Stroud pound

Demographics
- User(s): Stroud

= Stroud pound =

Local currency used in Stroud

The Stroud pound is a local currency in use in Stroud, Gloucestershire, England. Unveiled on 12 September 2009, the scheme is the third local currency scheme introduced in England in recent years after the Totnes pound and the Lewes pound.

==History==
Launched on 12 September 2009, the scheme is an initiative of the local Transition Towns group. Unlike the Totnes pound and the Lewes pound, the Stroud pound is based on the Chiemgauer, a community demurrage currency circulating in the Chiemgau region of Bavaria, Germany since 2003. The Stroud pound has a demurrage rate of 3% every six months.

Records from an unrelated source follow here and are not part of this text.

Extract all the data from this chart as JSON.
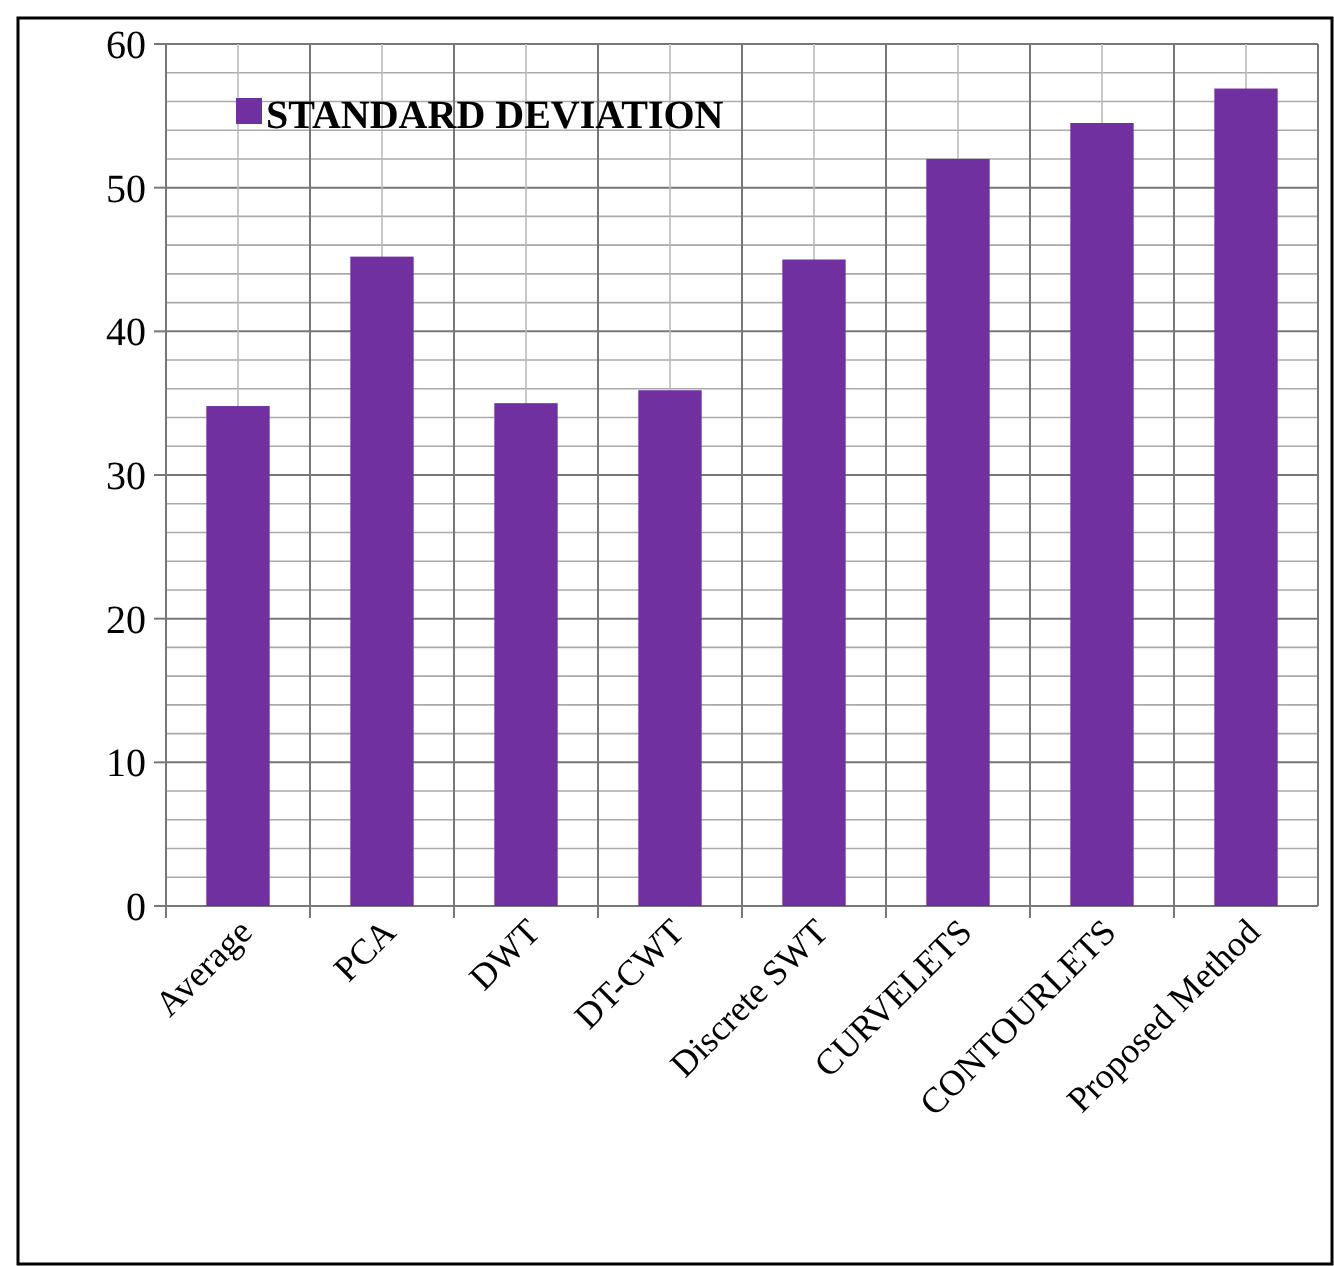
{
  "chart_data": {
    "type": "bar",
    "categories": [
      "Average",
      "PCA",
      "DWT",
      "DT-CWT",
      "Discrete SWT",
      "CURVELETS",
      "CONTOURLETS",
      "Proposed Method"
    ],
    "series": [
      {
        "name": "STANDARD DEVIATION",
        "color": "#7030a0",
        "values": [
          34.8,
          45.2,
          35,
          35.9,
          45,
          52,
          54.5,
          56.9
        ]
      }
    ],
    "ylim": [
      0,
      60
    ],
    "yticks": [
      0,
      {
        "value": 2,
        "label": null
      },
      {
        "value": 4,
        "label": null
      },
      {
        "value": 6,
        "label": null
      },
      {
        "value": 8,
        "label": null
      },
      10,
      {
        "value": 12,
        "label": null
      },
      {
        "value": 14,
        "label": null
      },
      {
        "value": 16,
        "label": null
      },
      {
        "value": 18,
        "label": null
      },
      20,
      {
        "value": 22,
        "label": null
      },
      {
        "value": 24,
        "label": null
      },
      {
        "value": 26,
        "label": null
      },
      {
        "value": 28,
        "label": null
      },
      30,
      {
        "value": 32,
        "label": null
      },
      {
        "value": 34,
        "label": null
      },
      {
        "value": 36,
        "label": null
      },
      {
        "value": 38,
        "label": null
      },
      40,
      {
        "value": 42,
        "label": null
      },
      {
        "value": 44,
        "label": null
      },
      {
        "value": 46,
        "label": null
      },
      {
        "value": 48,
        "label": null
      },
      50,
      {
        "value": 52,
        "label": null
      },
      {
        "value": 54,
        "label": null
      },
      {
        "value": 56,
        "label": null
      },
      {
        "value": 58,
        "label": null
      },
      60
    ],
    "grid": true,
    "legend": "top left"
  }
}
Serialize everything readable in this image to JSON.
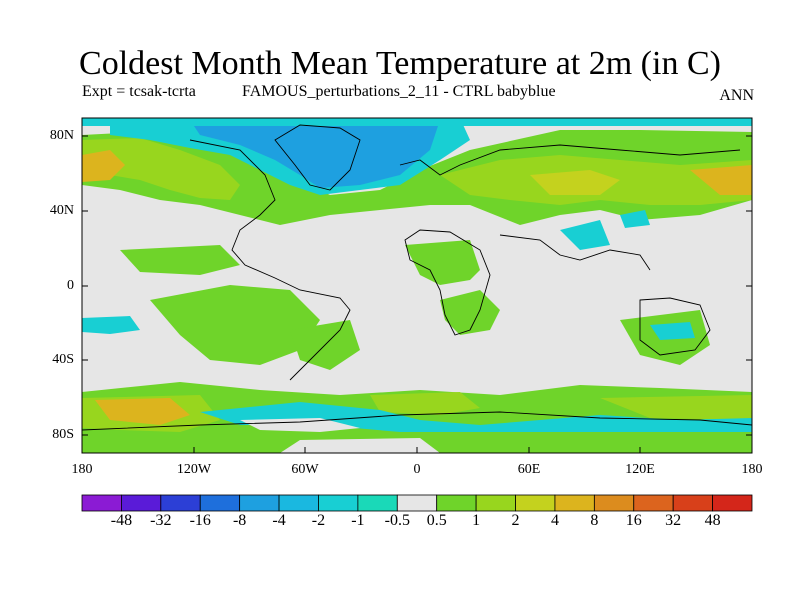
{
  "title": "Coldest Month Mean Temperature at 2m (in C)",
  "experiment_label": "Expt = tcsak-tcrta",
  "model_label": "FAMOUS_perturbations_2_11 - CTRL babyblue",
  "season": "ANN",
  "lat_ticks": [
    "80N",
    "40N",
    "0",
    "40S",
    "80S"
  ],
  "lon_ticks": [
    "180",
    "120W",
    "60W",
    "0",
    "60E",
    "120E",
    "180"
  ],
  "colorbar": {
    "labels": [
      "-48",
      "-32",
      "-16",
      "-8",
      "-4",
      "-2",
      "-1",
      "-0.5",
      "0.5",
      "1",
      "2",
      "4",
      "8",
      "16",
      "32",
      "48"
    ],
    "colors": [
      "#8b1bd4",
      "#5a1bd8",
      "#2c3fd6",
      "#1e6fdc",
      "#1ea0e0",
      "#1ab8e0",
      "#18cfd3",
      "#1ad9b8",
      "#e6e6e6",
      "#6fd42a",
      "#98d61e",
      "#c4d21e",
      "#dcb41e",
      "#dc8c1e",
      "#dc641e",
      "#d8401a",
      "#d4261a"
    ]
  },
  "colors": {
    "ocean_background": "#e6e6e6",
    "strong_cooling": "#1ea0e0",
    "cooling": "#18cfd3",
    "warming_small": "#6fd42a",
    "warming_mid": "#98d61e",
    "warming_large": "#dcb41e"
  }
}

As of April 2010, 30 businesses in Gloucestershire are enrolled in the programme.

On the day of the launch, local currency with a face value of over 1,000 Stroud pounds was sold.

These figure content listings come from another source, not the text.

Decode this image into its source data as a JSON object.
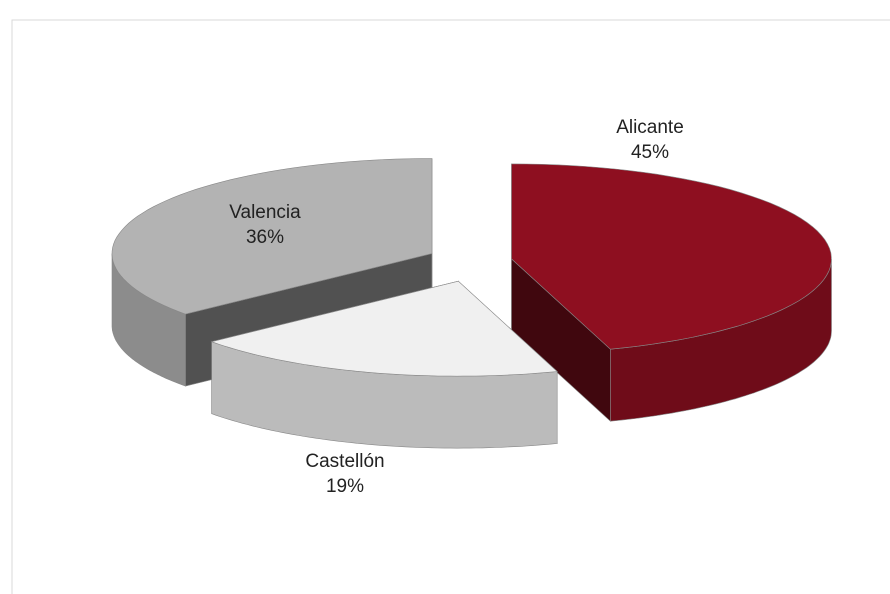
{
  "chart_data": {
    "type": "pie",
    "categories": [
      "Alicante",
      "Castellón",
      "Valencia"
    ],
    "values": [
      45,
      19,
      36
    ],
    "value_labels": [
      "45%",
      "19%",
      "36%"
    ],
    "colors": [
      "#8e0f20",
      "#f0f0f0",
      "#b3b3b3"
    ]
  }
}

However, in 2011 only £4,000 worth of Stroud pounds were issued. Some local businesses complained about the hassle and said customers still supported them but preferred to use sterling.

In 2015 a discussion on a possible re-launch was held.

One of the founders, Molly Scott Cato said in 2016 that the currency was "never viable", since there was not enough currency in circulation, compared to the Bristol pound.

As of November 2019 the website had not been updated since 2012, but Stroud Pound Co-op Ltd still exists.

==Currency design==
Stroud Pounds were available in four denominations: £1, £2, £5 and £10. All feature Philippa Threlfall's 1972 mural "Buildings of Stroud" and a Fuller's teasel (Dipsacus sativus) on the front, and various images of local significance (including local celebrities, landscapes, flora and fauna) on the back. The highest denomination features Laurie Lee. Designs are printed in bright colours on watermarked security paper.